Okay, here I am with more movie war stories to bore you with again.
Interesting to hear your comments. I haven't seen it yet, and I should, although I fear I will be disappointed because of my prior experiences.
I was the aerial unit camera operator on The Tuskegee Airmen back in early '95, and I flew several fighters in my military career. It was the experience of a lifetime on this movie because we really went up in the B-17 and P-51s. My camera assistant and I flew in the B-17 using a 35mm handheld camera to shoot POVs of the P-51 from several locations such as the waist gunners and cockpit. We also had to dress in period wardrobe because there was a chase camera aircraft shooting the entire formation. We used an Arriflex camera (German-made) rather than the obviously modern Panavision camera just in case it was in sight to the camera ship.

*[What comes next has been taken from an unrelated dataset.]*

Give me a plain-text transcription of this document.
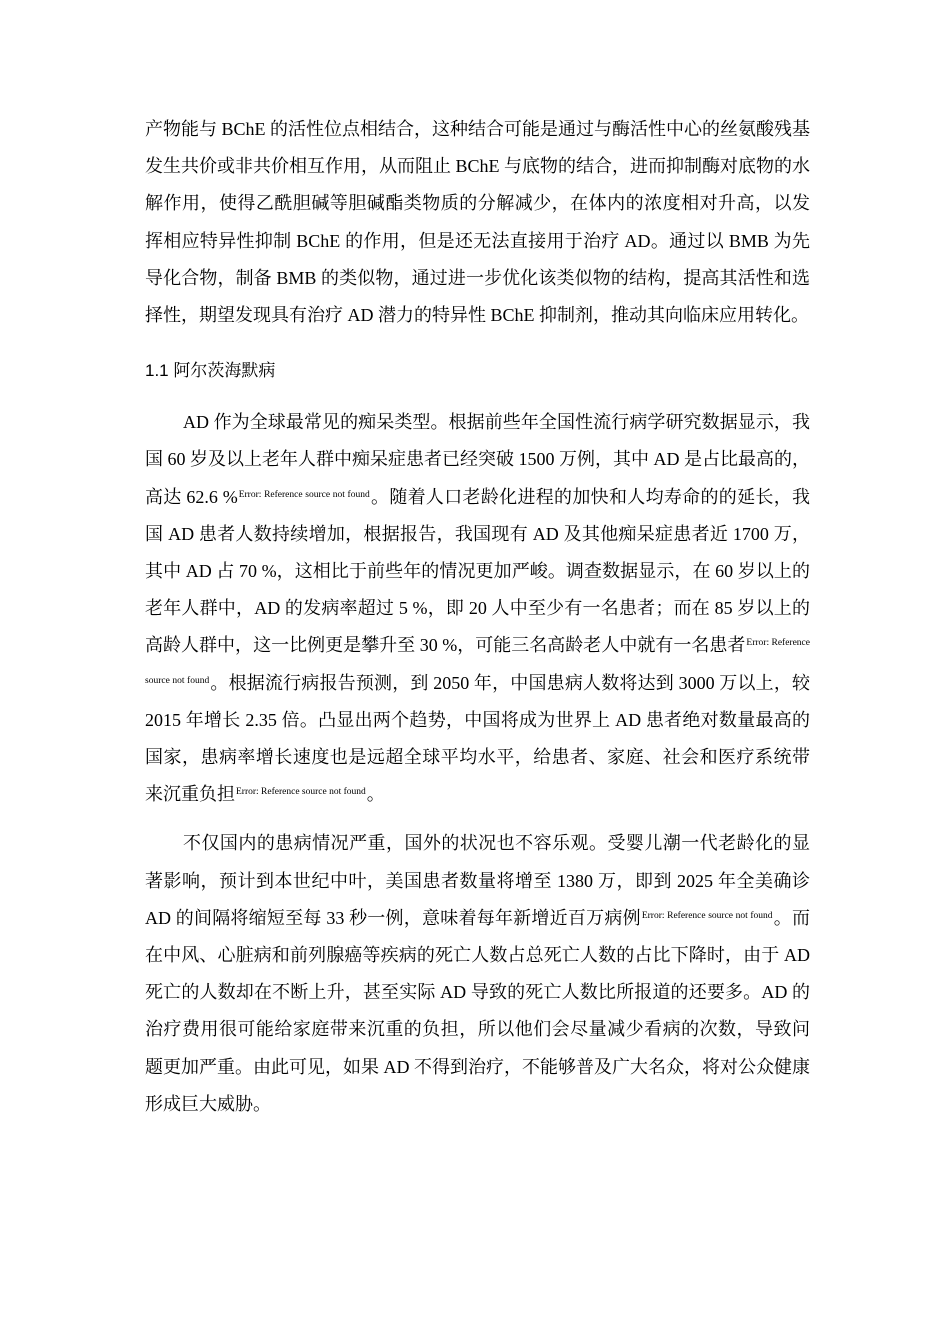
产物能与 BChE 的活性位点相结合，这种结合可能是通过与酶活性中心的丝氨酸残基发生共价或非共价相互作用，从而阻止 BChE 与底物的结合，进而抑制酶对底物的水解作用，使得乙酰胆碱等胆碱酯类物质的分解减少，在体内的浓度相对升高，以发挥相应特异性抑制 BChE 的作用，但是还无法直接用于治疗 AD。通过以 BMB 为先导化合物，制备 BMB 的类似物，通过进一步优化该类似物的结构，提高其活性和选择性，期望发现具有治疗 AD 潜力的特异性 BChE 抑制剂，推动其向临床应用转化。

1.1 阿尔茨海默病

AD 作为全球最常见的痴呆类型。根据前些年全国性流行病学研究数据显示，我国 60 岁及以上老年人群中痴呆症患者已经突破 1500 万例，其中 AD 是占比最高的，高达 62.6 %$^{Error: Reference source not found}$。随着人口老龄化进程的加快和人均寿命的的延长，我国 AD 患者人数持续增加，根据报告，我国现有 AD 及其他痴呆症患者近 1700 万，其中 AD 占 70 %，这相比于前些年的情况更加严峻。调查数据显示，在 60 岁以上的老年人群中，AD 的发病率超过 5 %，即 20 人中至少有一名患者；而在 85 岁以上的高龄人群中，这一比例更是攀升至 30 %，可能三名高龄老人中就有一名患者$^{Error: Reference source not found}$。根据流行病报告预测，到 2050 年，中国患病人数将达到 3000 万以上，较 2015 年增长 2.35 倍。凸显出两个趋势，中国将成为世界上 AD 患者绝对数量最高的国家，患病率增长速度也是远超全球平均水平，给患者、家庭、社会和医疗系统带来沉重负担$^{Error: Reference source not found}$。

不仅国内的患病情况严重，国外的状况也不容乐观。受婴儿潮一代老龄化的显著影响，预计到本世纪中叶，美国患者数量将增至 1380 万，即到 2025 年全美确诊 AD 的间隔将缩短至每 33 秒一例，意味着每年新增近百万病例$^{Error: Reference source not found}$。而在中风、心脏病和前列腺癌等疾病的死亡人数占总死亡人数的占比下降时，由于 AD 死亡的人数却在不断上升，甚至实际 AD 导致的死亡人数比所报道的还要多。AD 的治疗费用很可能给家庭带来沉重的负担，所以他们会尽量减少看病的次数，导致问题更加严重。由此可见，如果 AD 不得到治疗，不能够普及广大名众，将对公众健康形成巨大威胁。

The only problem with this shoot was the fact that the pilots who owned and flew the P-51s (yeah, all white guys in black face), had little or no experience flying formation. While doing the hero shot where the B-17 and Red Tails are seen in formation together the first time, the P-51 guys moved into positions that are not done in formation flying for safety reasons (wings overlapped and/or one aircraft positioned above the other). This is quite unsafe because the P-51 pilots are in a position where they cannot keep complete site of the lead aircraft, the B-17. Fortunately, the B-17 pilots and myself saw this immediately and had them move out to proper formation positions and still got the shots.
Aerial unit director and fabuous film pilot, Kevin LaRosa, had a rotary engine fomer Navy trainer aircraft there (can't remember the designation) that had tandem seating. He had designed a camera pod that would attach to an underwing weapon station on the plane. The pod housed a 35mm camera that faced forward. The back seat of the plane had a video monitor feed from the camera, and the on/off switch, etc. I rode in the back with Kevin, and we used this to shoot fighter POVs and background plates. I was just there to turn on and off and enjoy the ride, but Kevin let me fly it a bit, too.
The aerial unit shot for two weeks or more out of the Muskogee, OK airport until we got snowed out. I was kept on the principal unit as an additional camera and to shoot pickup work. The principal unit shot mostly on Ft. Chaffee, an innactive army post near Ft. Smith, Arkansas. (This was also the location for A Soldier Story.) The cast was very enjoyable to work with, and I find it interesting that some of the cast is the same in the two movies.
I know that I would find the CG aircraft performance a disappointment because their aerodynamic performance is always more like X-wing fighters than real aircraft once the dogfights begin.

I just don't see the CG animators ever being able to capture the kind of realism you can with the real machines.
I don't know why this movie would be made (re-made?) unless it was just to showcase the CG.
On a trivia note, I came across the same B-17 six months later in DeMoines, IA at an airshow on a Sunday while I was there doing Twister. Amazingly, the volunteer flight engineer with the plane for that airshow was Gene Kranz of Apollo 13 fame. It was quite amazing to meet and talk to him for a while. Bill Paxton had gotten to know Gene Kranz while doing Apollo 13 (which was in theaters at that time), and was also quite surprised when I told him the next day on location on Twister that I had run into him there.
On a final coincidental note, one of our fellow pilots in the 162nd Fighter Group (Air Guard) in Tucson was the son of one of the Red Tail pilots. Small world.
I guess I'll get the lead out and go see this thing. Fingers crossed. Cheers.